Sudut pertama, relasi antara Jokowi dan PDIP. Relasi ini menyangkut hal pokok: komunikasi politik antara Jokowi dan Megawati. Jokowi perlu memperlihatkan bahwa dirinya bukan ”boneka”. Kalaupun relasi Jokowi dan Megawati saling hormat, tak bisa jika dalam publikasi sering memperlihatkan Jokowi tunduk pada Megawati.

Selain dengan Mega, relasi antara Jokowi dan PDIP memerlukan keharmonisan. Situasi ini akan mengharuskan PDIP berdiri paling depan membela kebijakan pemerintahan Jokowi. Sebagai kader partai yang menjadi presiden, Jokowi adalah kehormatan bagi PDIP. Ketika Jokowi mendapatkan persoalan pelik, PDIP wajib sepihak dengannya.

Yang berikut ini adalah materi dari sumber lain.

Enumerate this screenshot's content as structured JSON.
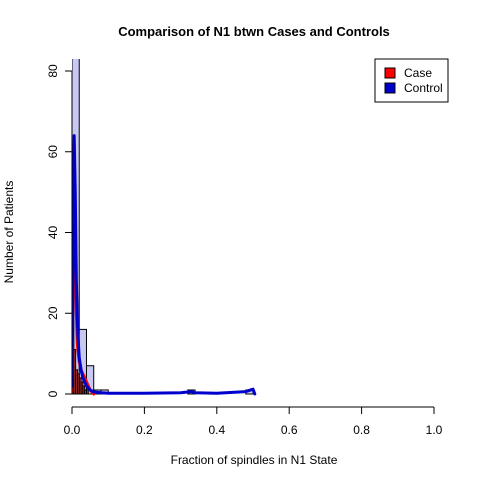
{
  "chart_data": {
    "type": "histogram",
    "title": "Comparison of N1 btwn Cases and Controls",
    "xlabel": "Fraction of spindles in N1 State",
    "ylabel": "Number of Patients",
    "xlim": [
      0,
      1
    ],
    "ylim": [
      0,
      80
    ],
    "x_ticks": [
      {
        "value": 0,
        "label": "0.0"
      },
      {
        "value": 0.2,
        "label": "0.2"
      },
      {
        "value": 0.4,
        "label": "0.4"
      },
      {
        "value": 0.6,
        "label": "0.6"
      },
      {
        "value": 0.8,
        "label": "0.8"
      },
      {
        "value": 1.0,
        "label": "1.0"
      }
    ],
    "y_ticks": [
      {
        "value": 0,
        "label": "0"
      },
      {
        "value": 20,
        "label": "20"
      },
      {
        "value": 40,
        "label": "40"
      },
      {
        "value": 60,
        "label": "60"
      },
      {
        "value": 80,
        "label": "80"
      }
    ],
    "legend": {
      "placement": "top-right",
      "entries": [
        {
          "label": "Case",
          "color": "#ff0000"
        },
        {
          "label": "Control",
          "color": "#0000cc"
        }
      ]
    },
    "histograms": [
      {
        "fill": "#c8c8f5",
        "bins": [
          {
            "x0": 0.0,
            "x1": 0.02,
            "count": 95
          },
          {
            "x0": 0.02,
            "x1": 0.04,
            "count": 16
          },
          {
            "x0": 0.04,
            "x1": 0.06,
            "count": 7
          },
          {
            "x0": 0.06,
            "x1": 0.08,
            "count": 1
          },
          {
            "x0": 0.08,
            "x1": 0.1,
            "count": 1
          },
          {
            "x0": 0.32,
            "x1": 0.34,
            "count": 1
          },
          {
            "x0": 0.48,
            "x1": 0.5,
            "count": 1
          }
        ]
      },
      {
        "fill": "#c83232",
        "bins": [
          {
            "x0": 0.0,
            "x1": 0.005,
            "count": 40
          },
          {
            "x0": 0.005,
            "x1": 0.01,
            "count": 11
          },
          {
            "x0": 0.01,
            "x1": 0.015,
            "count": 6
          },
          {
            "x0": 0.015,
            "x1": 0.02,
            "count": 5
          },
          {
            "x0": 0.02,
            "x1": 0.025,
            "count": 4
          },
          {
            "x0": 0.025,
            "x1": 0.03,
            "count": 3
          },
          {
            "x0": 0.03,
            "x1": 0.035,
            "count": 2
          },
          {
            "x0": 0.035,
            "x1": 0.04,
            "count": 1
          },
          {
            "x0": 0.04,
            "x1": 0.045,
            "count": 1
          }
        ]
      }
    ],
    "series": [
      {
        "name": "Case",
        "color": "#ff0000",
        "x": [
          0.0,
          0.002,
          0.004,
          0.006,
          0.008,
          0.01,
          0.012,
          0.015,
          0.02,
          0.025,
          0.03,
          0.035,
          0.04,
          0.045,
          0.05,
          0.055,
          0.06
        ],
        "y": [
          1,
          20,
          55,
          62,
          48,
          30,
          20,
          12,
          8,
          6,
          5,
          4,
          3,
          2,
          1,
          0.5,
          0
        ]
      },
      {
        "name": "Control",
        "color": "#0000cc",
        "x": [
          0.0,
          0.003,
          0.006,
          0.009,
          0.012,
          0.016,
          0.02,
          0.025,
          0.03,
          0.04,
          0.05,
          0.06,
          0.08,
          0.1,
          0.15,
          0.2,
          0.3,
          0.33,
          0.34,
          0.4,
          0.48,
          0.5,
          0.505
        ],
        "y": [
          2,
          30,
          64,
          50,
          28,
          15,
          9,
          6,
          4,
          2,
          1,
          0.5,
          0.3,
          0.2,
          0.2,
          0.2,
          0.3,
          0.6,
          0.3,
          0.2,
          0.6,
          1.2,
          0
        ]
      }
    ]
  }
}
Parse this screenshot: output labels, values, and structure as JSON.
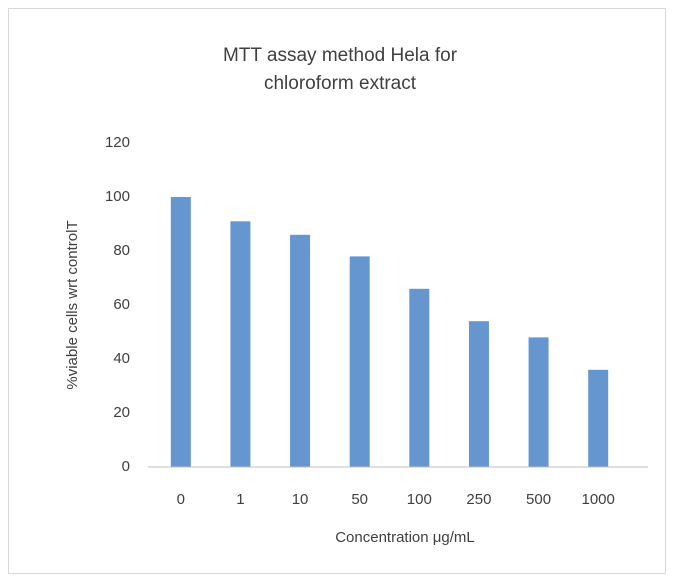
{
  "chart_data": {
    "type": "bar",
    "title": "MTT assay method Hela for chloroform extract",
    "x_label": "Concentration μg/mL",
    "y_label": "%viable cells wrt controlT",
    "categories": [
      "0",
      "1",
      "10",
      "50",
      "100",
      "250",
      "500",
      "1000"
    ],
    "values": [
      100,
      91,
      86,
      78,
      66,
      54,
      48,
      36
    ],
    "color": "#6596cf",
    "ylim": [
      0,
      120
    ],
    "yticks": [
      0,
      20,
      40,
      60,
      80,
      100,
      120
    ],
    "grid": false
  }
}
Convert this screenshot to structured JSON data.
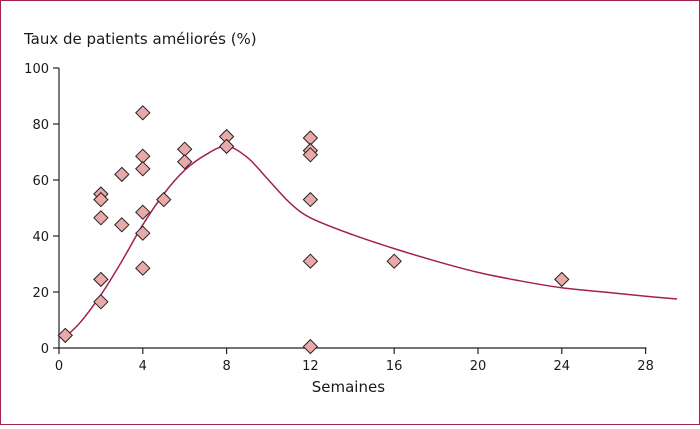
{
  "chart_data": {
    "type": "scatter",
    "ylabel": "Taux de patients améliorés (%)",
    "xlabel": "Semaines",
    "xlim": [
      0,
      29.5
    ],
    "ylim": [
      0,
      100
    ],
    "x_ticks": [
      0,
      4,
      8,
      12,
      16,
      20,
      24,
      28
    ],
    "y_ticks": [
      0,
      20,
      40,
      60,
      80,
      100
    ],
    "grid": false,
    "legend": "none",
    "colors": {
      "marker_fill": "#e9a9a8",
      "marker_stroke": "#222222",
      "curve": "#a3214f",
      "frame": "#a3214f",
      "axis": "#222222"
    },
    "points": [
      {
        "x": 0.3,
        "y": 4.5
      },
      {
        "x": 2,
        "y": 55
      },
      {
        "x": 2,
        "y": 53
      },
      {
        "x": 2,
        "y": 46.5
      },
      {
        "x": 2,
        "y": 24.5
      },
      {
        "x": 2,
        "y": 16.5
      },
      {
        "x": 3,
        "y": 62
      },
      {
        "x": 3,
        "y": 44
      },
      {
        "x": 4,
        "y": 84
      },
      {
        "x": 4,
        "y": 68.5
      },
      {
        "x": 4,
        "y": 64
      },
      {
        "x": 4,
        "y": 48.5
      },
      {
        "x": 4,
        "y": 41
      },
      {
        "x": 4,
        "y": 28.5
      },
      {
        "x": 5,
        "y": 53
      },
      {
        "x": 6,
        "y": 71
      },
      {
        "x": 6,
        "y": 66.5
      },
      {
        "x": 8,
        "y": 75.5
      },
      {
        "x": 8,
        "y": 72
      },
      {
        "x": 12,
        "y": 75
      },
      {
        "x": 12,
        "y": 70.5
      },
      {
        "x": 12,
        "y": 69
      },
      {
        "x": 12,
        "y": 53
      },
      {
        "x": 12,
        "y": 31
      },
      {
        "x": 12,
        "y": 0.5
      },
      {
        "x": 16,
        "y": 31
      },
      {
        "x": 24,
        "y": 24.5
      }
    ],
    "trend_curve": [
      {
        "x": 0.3,
        "y": 4
      },
      {
        "x": 1,
        "y": 9
      },
      {
        "x": 2,
        "y": 19
      },
      {
        "x": 3,
        "y": 31
      },
      {
        "x": 4,
        "y": 44
      },
      {
        "x": 5,
        "y": 55
      },
      {
        "x": 6,
        "y": 63.5
      },
      {
        "x": 7,
        "y": 69
      },
      {
        "x": 8,
        "y": 72
      },
      {
        "x": 9,
        "y": 68
      },
      {
        "x": 10,
        "y": 60
      },
      {
        "x": 11,
        "y": 52
      },
      {
        "x": 12,
        "y": 46.5
      },
      {
        "x": 14,
        "y": 40.5
      },
      {
        "x": 16,
        "y": 35.5
      },
      {
        "x": 18,
        "y": 31
      },
      {
        "x": 20,
        "y": 27
      },
      {
        "x": 22,
        "y": 24
      },
      {
        "x": 24,
        "y": 21.5
      },
      {
        "x": 26,
        "y": 20
      },
      {
        "x": 28,
        "y": 18.5
      },
      {
        "x": 29.5,
        "y": 17.5
      }
    ]
  }
}
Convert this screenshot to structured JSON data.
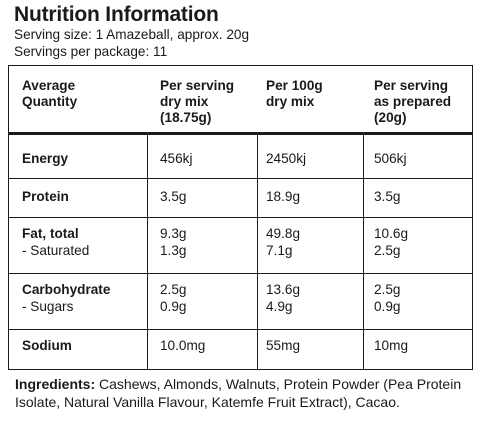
{
  "title": "Nutrition Information",
  "serving_size": "Serving size: 1 Amazeball, approx. 20g",
  "servings_per_package": "Servings per package: 11",
  "table": {
    "headers": [
      "Average\nQuantity",
      "Per serving\ndry mix\n(18.75g)",
      "Per 100g\ndry mix",
      "Per serving\nas prepared\n(20g)"
    ],
    "rows": [
      {
        "label": "Energy",
        "sub_label": "",
        "values": [
          "456kj",
          "2450kj",
          "506kj"
        ],
        "sub_values": [
          "",
          "",
          ""
        ]
      },
      {
        "label": "Protein",
        "sub_label": "",
        "values": [
          "3.5g",
          "18.9g",
          "3.5g"
        ],
        "sub_values": [
          "",
          "",
          ""
        ]
      },
      {
        "label": "Fat, total",
        "sub_label": "- Saturated",
        "values": [
          "9.3g",
          "49.8g",
          "10.6g"
        ],
        "sub_values": [
          "1.3g",
          "7.1g",
          "2.5g"
        ]
      },
      {
        "label": "Carbohydrate",
        "sub_label": "- Sugars",
        "values": [
          "2.5g",
          "13.6g",
          "2.5g"
        ],
        "sub_values": [
          "0.9g",
          "4.9g",
          "0.9g"
        ]
      },
      {
        "label": "Sodium",
        "sub_label": "",
        "values": [
          "10.0mg",
          "55mg",
          "10mg"
        ],
        "sub_values": [
          "",
          "",
          ""
        ]
      }
    ]
  },
  "ingredients": {
    "label": "Ingredients:",
    "text": " Cashews, Almonds, Walnuts, Protein Powder (Pea Protein Isolate, Natural Vanilla Flavour, Katemfe Fruit Extract), Cacao."
  }
}
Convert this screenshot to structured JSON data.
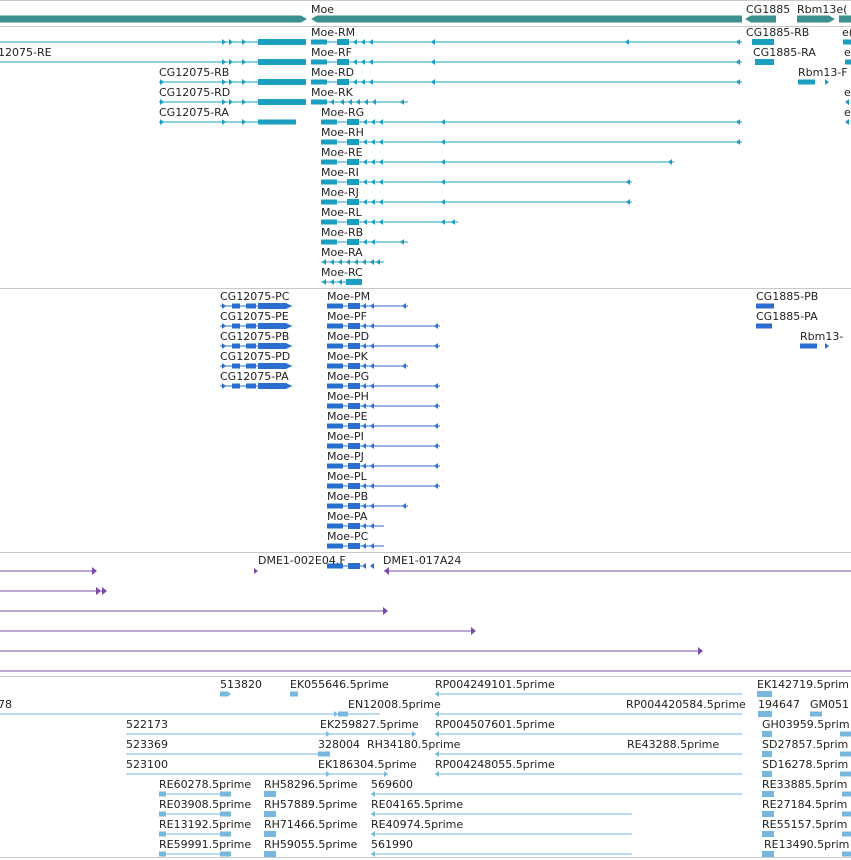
{
  "colors": {
    "gene": "#3a8f8f",
    "transcript_rna": "#1a9fc0",
    "transcript_protein": "#2a6fd0",
    "clone": "#7a4ca8",
    "est": "#78b7de",
    "separator": "#c8c8c8",
    "text": "#222222"
  },
  "tracks": {
    "genes": {
      "labels": [
        "Moe",
        "CG1885",
        "Rbm13e("
      ]
    },
    "transcripts": {
      "labels": [
        "12075-RE",
        "CG12075-RB",
        "CG12075-RD",
        "CG12075-RA",
        "Moe-RM",
        "Moe-RF",
        "Moe-RD",
        "Moe-RK",
        "Moe-RG",
        "Moe-RH",
        "Moe-RE",
        "Moe-RI",
        "Moe-RJ",
        "Moe-RL",
        "Moe-RB",
        "Moe-RA",
        "Moe-RC",
        "CG1885-RB",
        "CG1885-RA",
        "Rbm13-F",
        "e(",
        "e",
        "e",
        "e"
      ]
    },
    "proteins": {
      "labels": [
        "CG12075-PC",
        "CG12075-PE",
        "CG12075-PB",
        "CG12075-PD",
        "CG12075-PA",
        "Moe-PM",
        "Moe-PF",
        "Moe-PD",
        "Moe-PK",
        "Moe-PG",
        "Moe-PH",
        "Moe-PE",
        "Moe-PI",
        "Moe-PJ",
        "Moe-PL",
        "Moe-PB",
        "Moe-PA",
        "Moe-PC",
        "CG1885-PB",
        "CG1885-PA",
        "Rbm13-"
      ]
    },
    "clones": {
      "labels": [
        "DME1-002E04.F",
        "DME1-017A24"
      ]
    },
    "ests": {
      "labels": [
        "513820",
        "EK055646.5prime",
        "RP004249101.5prime",
        "EK142719.5prim",
        "78",
        "EN12008.5prime",
        "RP004420584.5prime",
        "194647",
        "GM051",
        "522173",
        "EK259827.5prime",
        "RP004507601.5prime",
        "GH03959.5prim",
        "523369",
        "328004",
        "RH34180.5prime",
        "RE43288.5prime",
        "SD27857.5prim",
        "523100",
        "EK186304.5prime",
        "RP004248055.5prime",
        "SD16278.5prim",
        "RE60278.5prime",
        "RH58296.5prime",
        "569600",
        "RE33885.5prim",
        "RE03908.5prime",
        "RH57889.5prime",
        "RE04165.5prime",
        "RE27184.5prim",
        "RE13192.5prime",
        "RH71466.5prime",
        "RE40974.5prime",
        "RE55157.5prim",
        "RE59991.5prime",
        "RH59055.5prime",
        "561990",
        "RE13490.5prim"
      ]
    }
  }
}
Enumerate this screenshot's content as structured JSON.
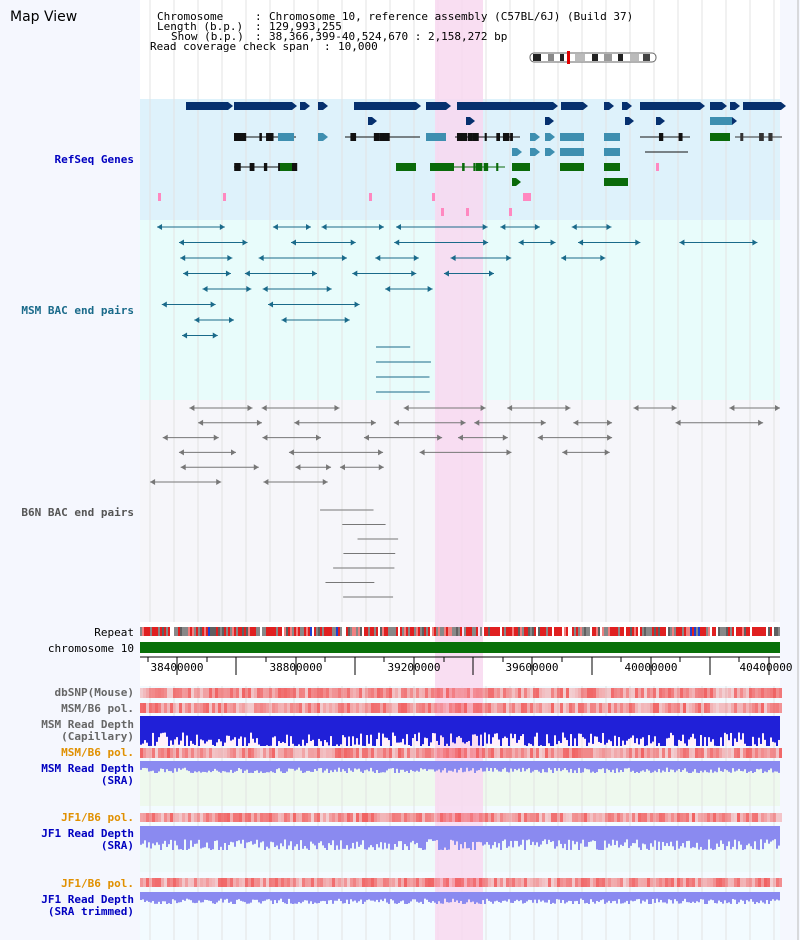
{
  "page": {
    "title": "Map View"
  },
  "header": {
    "chromosome_key": "Chromosome",
    "chromosome_val": "Chromosome 10, reference assembly (C57BL/6J) (Build 37)",
    "length_key": "Length (b.p.)",
    "length_val": "129,993,255",
    "show_key": "Show (b.p.)",
    "show_val": "38,366,399-40,524,670 : 2,158,272 bp",
    "span_key": "Read coverage check span",
    "span_val": "10,000"
  },
  "tracks": {
    "refseq": "RefSeq Genes",
    "msm_bac": "MSM BAC end pairs",
    "b6n_bac": "B6N BAC end pairs",
    "repeat": "Repeat",
    "chromosome": "chromosome 10",
    "dbsnp": "dbSNP(Mouse)",
    "msm_b6_pol_1": "MSM/B6 pol.",
    "msm_depth_cap_1": "MSM Read Depth",
    "msm_depth_cap_2": "(Capillary)",
    "msm_b6_pol_2": "MSM/B6 pol.",
    "msm_depth_sra_1": "MSM Read Depth",
    "msm_depth_sra_2": "(SRA)",
    "jf1_b6_pol_1": "JF1/B6 pol.",
    "jf1_depth_sra_1": "JF1 Read Depth",
    "jf1_depth_sra_2": "(SRA)",
    "jf1_b6_pol_2": "JF1/B6 pol.",
    "jf1_depth_trim_1": "JF1 Read Depth",
    "jf1_depth_trim_2": "(SRA trimmed)"
  },
  "axis": {
    "ticks": [
      "38400000",
      "38800000",
      "39200000",
      "39600000",
      "40000000",
      "40400000"
    ]
  },
  "colors": {
    "refseq_bg": "#def2fb",
    "bac_bg": "#e8fcfb",
    "highlight": "#f8d8f0",
    "gene_dark": "#06306e",
    "gene_mid": "#3e8fb0",
    "gene_green": "#0a6a0a",
    "msm_line": "#1a6a8a",
    "b6n_line": "#777777",
    "chromosome_bar": "#087008",
    "depth_blue": "#2020d8",
    "depth_light": "#8a8af0",
    "pol_red": "#f04848",
    "label_blue": "#0000c0",
    "label_orange": "#e09000"
  }
}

Bukan justru memperlihatkan adanya perbedaan suara yang dapat merenggangkan hubungan antara presiden dan partainya.

Apalagi sampai muncul Jokowi mendapat jaminan dukungan dari partai di luar pemerintah terhadap kebijakan tertentu, yang seharusnya Jokowi dapatkan dari partai pendukungnya lebih dahulu. Sudut kedua, perbaikan kinerja. Dalam hal ini adalah kemampuan Jokowi menggerakkan kabinetnya.

Sejauh ini, kinerja dari pembantu Jokowi belum banyak yang menonjol, meskipun beberapa menteri menunjukkan keseriusan sehingga mendapat nilai cukup positif. Publik menangkap sepak terjang sebagian pembantu Jokowi hanya lebih mengikuti gaya presidennya, seperti dalam hal yang bersifat simbolik. Kinerja yang tidak menonjol tersebut menuntut Jokowi untuk memacu kinerja kabinet agar rakyat segera merasakan manfaatnya.

Dalam waktu dekat, perbaikan kinerja akan membantu Jokowi untuk memulihkan kepercayaan publik yang sedikit banyak terkikis oleh polemik pencalonan Budi Gunawan. Bahkan jika diperlukan, evaluasi atas kinerja kabinet bisa dilanjutkan pada tahap reshuffleatas performa yang tidak kunjung sesuai harapan.

Sudut ketiga, proses pemilihan orang-orang yang akan membantu Jokowi. Sudut ini cukup krusial mengingat tidak jarang tiap Jokowi akan mengangkat pejabat publik diikuti kontroversi. Kesan itu harus diminimalisasi sebab akan muncul dugaan bahwa kriteria yang dipakai untuk menduduki jabatan tertentu lebih karena akomodasi politik daripada pertimbangan meritokrasi. Bukan tidak mungkin setelah 100 hari batu ujian yang mengadang Jokowi akan lebih besar.

Hal itu akan menguras energinya bila hanya berkutat pada wilayah konflik elitis. Rakyat menanti terobosan penting yang menyasar tujuan kepemimpinannya: menyejahterakan rakyat. Upaya itu AGAR rakyat merasakan perbedaan kepemimpinan dari periode sebelumnya.